The problem was that some substances can act at
concentrations as low as the equivalent of 1 gram per 10 million litres of water.
The chances of success therefore seemed equally infinitesimal, and Hughes had
to prowl the slaughterhouses of Aberdeen to collect thousands of pig brains for
his laboratory. There he removed certain brain structures, ground them up, concentrated
them, and applied them to the mouse vasa deferentia.
In
1973, Hughes found some indications of the presence of an endogenous substance
capable of binding to opiate receptors, as did the the laboratory of Lars Terenius
in Sweden. These preliminary results were communicated in May 1974. Then, in December
1975, Hughes and Kosterlitz published the structure of two substances that they
named enkephalins,
from the Greek for “in the head”. Both of these substances were peptides:
small proteins
formed from just a few amino acids.
Specifically, each of these two enkephalins comprised a sequence of five amino
acids, and only the last amino acid in the two sequences was different: methionine
in the case of met-enkephalin, and leucine in the case of leu-enkephalin.
In
1976, the teams of Choh Hao Li and Roger Guillemin isolated some
longer peptides, endorphins,
that also were capable of binding to opiate receptors. Subsequently, many more
endogenous opioid peptides, such as the dynorphins,
were isolated, so that by 1992, some 20 such substances had been identified.
In 1971, John C. Liebeskind and his colleagues
published an article containing some strange observations: stimulating a midbrain
region called the periaqueductal
grey matter produced pain in laboratory animals,
but ceasing the stimulus or reducing its intensity had an analgesic (pain-relieving)

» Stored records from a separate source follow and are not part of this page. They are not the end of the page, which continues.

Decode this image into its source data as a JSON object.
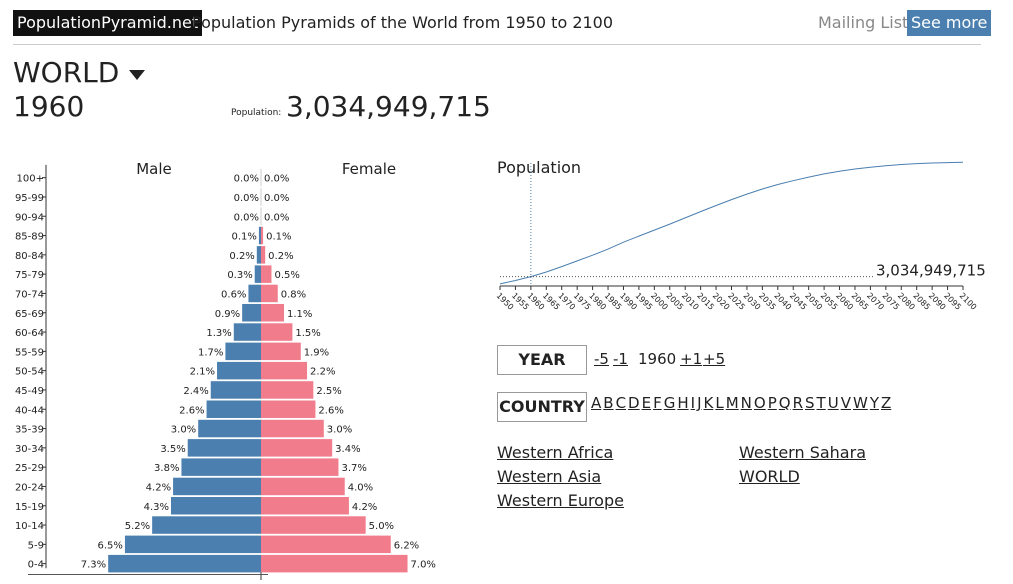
{
  "header": {
    "brand": "PopulationPyramid.net",
    "tagline": "Population Pyramids of the World from 1950 to 2100",
    "mailing": "Mailing List -",
    "see_more": "See more"
  },
  "summary": {
    "country": "WORLD",
    "year": "1960",
    "population_label": "Population:",
    "population_value": "3,034,949,715"
  },
  "colors": {
    "male": "#4a7fb0",
    "female": "#f07c8c",
    "brand_bg": "#111111",
    "accent": "#4a7fb0"
  },
  "chart_data": [
    {
      "type": "bar",
      "orientation": "horizontal",
      "categories": [
        "100+",
        "95-99",
        "90-94",
        "85-89",
        "80-84",
        "75-79",
        "70-74",
        "65-69",
        "60-64",
        "55-59",
        "50-54",
        "45-49",
        "40-44",
        "35-39",
        "30-34",
        "25-29",
        "20-24",
        "15-19",
        "10-14",
        "5-9",
        "0-4"
      ],
      "series": [
        {
          "name": "Male",
          "values": [
            0.0,
            0.0,
            0.0,
            0.1,
            0.2,
            0.3,
            0.6,
            0.9,
            1.3,
            1.7,
            2.1,
            2.4,
            2.6,
            3.0,
            3.5,
            3.8,
            4.2,
            4.3,
            5.2,
            6.5,
            7.3
          ],
          "labels": [
            "0.0%",
            "0.0%",
            "0.0%",
            "0.1%",
            "0.2%",
            "0.3%",
            "0.6%",
            "0.9%",
            "1.3%",
            "1.7%",
            "2.1%",
            "2.4%",
            "2.6%",
            "3.0%",
            "3.5%",
            "3.8%",
            "4.2%",
            "4.3%",
            "5.2%",
            "6.5%",
            "7.3%"
          ]
        },
        {
          "name": "Female",
          "values": [
            0.0,
            0.0,
            0.0,
            0.1,
            0.2,
            0.5,
            0.8,
            1.1,
            1.5,
            1.9,
            2.2,
            2.5,
            2.6,
            3.0,
            3.4,
            3.7,
            4.0,
            4.2,
            5.0,
            6.2,
            7.0
          ],
          "labels": [
            "0.0%",
            "0.0%",
            "0.0%",
            "0.1%",
            "0.2%",
            "0.5%",
            "0.8%",
            "1.1%",
            "1.5%",
            "1.9%",
            "2.2%",
            "2.5%",
            "2.6%",
            "3.0%",
            "3.4%",
            "3.7%",
            "4.0%",
            "4.2%",
            "5.0%",
            "6.2%",
            "7.0%"
          ]
        }
      ],
      "xlim": [
        0,
        7.5
      ]
    },
    {
      "type": "line",
      "title": "Population",
      "x": [
        1950,
        1955,
        1960,
        1965,
        1970,
        1975,
        1980,
        1985,
        1990,
        1995,
        2000,
        2005,
        2010,
        2015,
        2020,
        2025,
        2030,
        2035,
        2040,
        2045,
        2050,
        2055,
        2060,
        2065,
        2070,
        2075,
        2080,
        2085,
        2090,
        2095,
        2100
      ],
      "x_tick_labels": [
        "1950",
        "1955",
        "1960",
        "1965",
        "1970",
        "1975",
        "1980",
        "1985",
        "1990",
        "1995",
        "2000",
        "2005",
        "2010",
        "2015",
        "2020",
        "2025",
        "2030",
        "2035",
        "2040",
        "2045",
        "2050",
        "2055",
        "2060",
        "2065",
        "2070",
        "2075",
        "2080",
        "2085",
        "2090",
        "2095",
        "2100"
      ],
      "series": [
        {
          "values": [
            2.54,
            2.77,
            3.03,
            3.34,
            3.7,
            4.08,
            4.46,
            4.87,
            5.33,
            5.74,
            6.14,
            6.54,
            6.96,
            7.38,
            7.79,
            8.18,
            8.55,
            8.89,
            9.19,
            9.45,
            9.69,
            9.9,
            10.08,
            10.23,
            10.35,
            10.45,
            10.53,
            10.59,
            10.63,
            10.66,
            10.68
          ]
        }
      ],
      "selected_x": 1960,
      "selected_label": "3,034,949,715",
      "ylim": [
        2.4,
        10.9
      ]
    }
  ],
  "controls": {
    "year_label": "YEAR",
    "minus5": "-5",
    "minus1": "-1",
    "current": "1960",
    "plus1": "+1",
    "plus5": "+5",
    "country_label": "COUNTRY",
    "letters": [
      "A",
      "B",
      "C",
      "D",
      "E",
      "F",
      "G",
      "H",
      "I",
      "J",
      "K",
      "L",
      "M",
      "N",
      "O",
      "P",
      "Q",
      "R",
      "S",
      "T",
      "U",
      "V",
      "W",
      "Y",
      "Z"
    ]
  },
  "country_links": [
    "Western Africa",
    "Western Asia",
    "Western Europe",
    "Western Sahara",
    "WORLD"
  ]
}
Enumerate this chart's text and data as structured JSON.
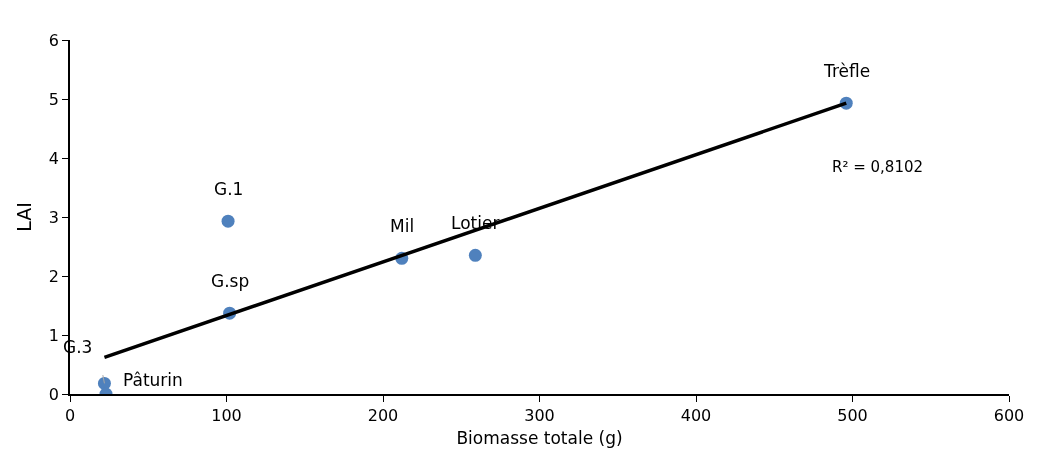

effect. This article also suggested that this latter effect was analogous to that
of opiate medications. They confirmed their intuition the following year, when
they showed that this analgesic effect produced by applying an electrical stimulus,
then reducing or removing it, could be prevented by a substance called naloxone
that was known to block the effects of opiates.
Liebeskind established
many other parallels between the kind of analgesia produced by these stimulations
and the effect of opiate medications, thus paving the way to identify descending
pain-control mechanisms, opioid
receptors, and the first endogenous morphines over the following years.